Konuya ilişkin olarak Yargıtay 7. H.D.`nin vermiş olduğu kararda; “Somut olayda; davacı açmış olduğu işe iade davasının kabulüne dair kararın Yargıtay incelemesi neticesinde onanarak kesinleşmesi üzerine yasal süresi içerisinde işverene başvurmasına rağmen işe başlatılmadığını iddia etmiş, davalı ise davacının kendilerine göndermiş olduğu işe başlama talebini içeren ihtarnamede yazılı adrese işe başlaması için davet yazısı gönderdiklerini, bu nedenle davanın reddi gerektiğini savunmuştur. Davalı işveren, davacının işe başlatma talebini içeren ihtarnamesinde bildirilen adrese işe başlaması konusunda davet yazısını tebliğe çıkarmıştır. Ancak, "davacı bu adreste tanınmıyor" şerhli olarak tebligat iade edilmiştir. Davacının dava dilekçesinde ve vekaletnamesinde aynı adresi bildirmiş olduğu anlaşılmakla, davalı işverence gönderilen davet yazısı geçerli olup ayrıca davacının başka bir adresinin bulunup bulunmadığını davalının araştırma yükümlülüğü yoktur. Davalının usulüne uygun davetine rağmen davacının işe başlamadığının kabulü ile davanın reddi gerekirken, kabulüne karar verilmiş olması bozma nedenidir.[1] denilmiştir.
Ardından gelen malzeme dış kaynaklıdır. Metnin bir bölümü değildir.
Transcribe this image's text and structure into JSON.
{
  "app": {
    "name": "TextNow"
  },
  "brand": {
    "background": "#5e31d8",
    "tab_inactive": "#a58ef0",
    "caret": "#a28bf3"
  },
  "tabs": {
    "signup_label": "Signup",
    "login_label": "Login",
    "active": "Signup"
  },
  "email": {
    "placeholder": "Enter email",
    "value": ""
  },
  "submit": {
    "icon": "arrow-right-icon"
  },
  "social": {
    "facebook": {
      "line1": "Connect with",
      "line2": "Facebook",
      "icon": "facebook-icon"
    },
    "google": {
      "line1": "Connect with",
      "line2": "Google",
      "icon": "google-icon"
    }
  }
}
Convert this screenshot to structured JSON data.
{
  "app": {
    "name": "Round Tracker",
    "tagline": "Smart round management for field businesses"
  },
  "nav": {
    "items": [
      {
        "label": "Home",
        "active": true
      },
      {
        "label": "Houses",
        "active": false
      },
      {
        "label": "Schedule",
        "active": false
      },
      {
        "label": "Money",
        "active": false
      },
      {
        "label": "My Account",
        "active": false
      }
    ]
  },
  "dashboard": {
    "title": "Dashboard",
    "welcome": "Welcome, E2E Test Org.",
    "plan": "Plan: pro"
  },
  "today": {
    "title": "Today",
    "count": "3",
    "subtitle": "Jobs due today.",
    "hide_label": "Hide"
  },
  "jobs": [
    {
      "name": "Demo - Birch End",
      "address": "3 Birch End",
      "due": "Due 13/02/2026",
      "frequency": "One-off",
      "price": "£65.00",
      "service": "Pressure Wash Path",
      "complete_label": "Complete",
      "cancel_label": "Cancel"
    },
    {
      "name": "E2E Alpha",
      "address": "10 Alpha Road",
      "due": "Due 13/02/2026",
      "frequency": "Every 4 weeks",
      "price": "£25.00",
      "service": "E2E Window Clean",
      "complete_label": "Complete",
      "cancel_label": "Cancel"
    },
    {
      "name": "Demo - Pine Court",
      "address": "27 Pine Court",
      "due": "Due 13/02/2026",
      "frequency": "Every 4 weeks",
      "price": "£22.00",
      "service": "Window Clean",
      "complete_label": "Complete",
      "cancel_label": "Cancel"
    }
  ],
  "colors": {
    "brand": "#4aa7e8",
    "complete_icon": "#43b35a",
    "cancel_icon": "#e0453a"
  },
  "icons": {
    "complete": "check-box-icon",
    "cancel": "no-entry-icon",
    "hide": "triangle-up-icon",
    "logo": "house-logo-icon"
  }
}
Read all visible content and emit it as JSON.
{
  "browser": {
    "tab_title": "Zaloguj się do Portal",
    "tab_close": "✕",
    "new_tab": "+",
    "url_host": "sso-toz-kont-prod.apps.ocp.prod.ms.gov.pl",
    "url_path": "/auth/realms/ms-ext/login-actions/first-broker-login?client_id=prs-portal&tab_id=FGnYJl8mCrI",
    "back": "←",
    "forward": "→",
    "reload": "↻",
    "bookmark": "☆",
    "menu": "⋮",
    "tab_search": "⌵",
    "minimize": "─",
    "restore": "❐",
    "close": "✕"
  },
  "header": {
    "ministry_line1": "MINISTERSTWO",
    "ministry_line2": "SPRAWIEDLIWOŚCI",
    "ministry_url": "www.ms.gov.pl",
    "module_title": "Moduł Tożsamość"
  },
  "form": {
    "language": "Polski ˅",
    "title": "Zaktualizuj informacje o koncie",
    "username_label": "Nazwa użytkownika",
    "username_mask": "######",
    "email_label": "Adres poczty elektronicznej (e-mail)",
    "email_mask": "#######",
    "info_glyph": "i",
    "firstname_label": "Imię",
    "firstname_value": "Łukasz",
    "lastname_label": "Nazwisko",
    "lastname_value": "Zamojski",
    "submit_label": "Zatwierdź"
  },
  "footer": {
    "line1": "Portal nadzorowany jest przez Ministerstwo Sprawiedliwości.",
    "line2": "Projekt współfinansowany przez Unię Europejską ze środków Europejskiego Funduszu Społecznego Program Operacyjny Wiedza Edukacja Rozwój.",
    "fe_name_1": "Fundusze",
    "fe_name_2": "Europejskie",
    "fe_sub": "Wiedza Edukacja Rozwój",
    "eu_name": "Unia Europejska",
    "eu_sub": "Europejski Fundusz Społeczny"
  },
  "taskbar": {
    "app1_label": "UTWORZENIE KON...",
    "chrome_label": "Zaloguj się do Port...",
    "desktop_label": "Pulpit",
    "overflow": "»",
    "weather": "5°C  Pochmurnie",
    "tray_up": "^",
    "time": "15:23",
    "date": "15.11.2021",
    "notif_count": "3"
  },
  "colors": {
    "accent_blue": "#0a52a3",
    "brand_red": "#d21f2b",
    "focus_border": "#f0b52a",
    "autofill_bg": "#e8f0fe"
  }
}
Benzer yönde olmak üzere Yargıtay 9. H.D.`nin konuya ilişkin vermiş olduğu kararda; “Somut olayda, Gebze ...İş Mahkemesi'nin … sayılı ilamı (İşe İade Kararı) Dairemizin … sayılı İlamı ile onanmış ve işbu onama ilamı davacı vekiline 05.11.2009 tarihinde tebliğ edilmiş, davacı da vekili marifetiyle işe başlatılması için işverene ihtarname göndermiş ve APS ile gönderilen bu ihtarname 09.11.2009 tarihinde muhatabına teslim edilmiş, işveren ise işçiye Noterden keşide ettiği 24.11.2009 tarihli ihtarnamede ihtarnamenin tebliğinden itibaren 7 gün içinde işbaşı yapmasını aksi halde işe iade ve talep hakkından feragat etmiş sayılacağını belirtmiş ise de bu ihtarname muhatabın ismen tanınmadığından bahisle işçiye tebliğ edilemeyerek bila ikmal iade edilmiştir. İşverenin işçiye keşide ettiği işe davet ihtarnamesindeki adres ile işçi
tarafından işveren aleyhine yapılan icra takibindeki adres aynıdır. (… Mah. … sok. … Gebze/Kocaeli) . Bu durumda, işverenin yasal 1 aylık süre içinde işçiyi işe davette samimi olduğu, işçi tarafından işverene bildirilmeyen adres değişikliği nedeniyle yapılamayan tebligattan işveren sorumlu tutulamayacağından 31.05.2008 tarihli fesih geçerli hale gelmiş olup, kıdem ve ihbar tazminatlarının buna göre hüküm altına alınması, boşta geçen süre ücreti ile işe başlatmama tazminatının ise reddi gerekirken yazılı şekilde hüküm tesisi isabetsiz olup bozmayı gerektirmiştir.
[2] denilmiştir.

Av. Erdoğan KAYA

www.gurselavukatlik.com

 

[1] 2016/34834 E. , 2016/17413 K. sayılı ve 24.10.2016 tarihli kararı.

[2] 2014/20506 E. , 2014/29149 K. sayılı ve 02.10.2014 tarihli kararı.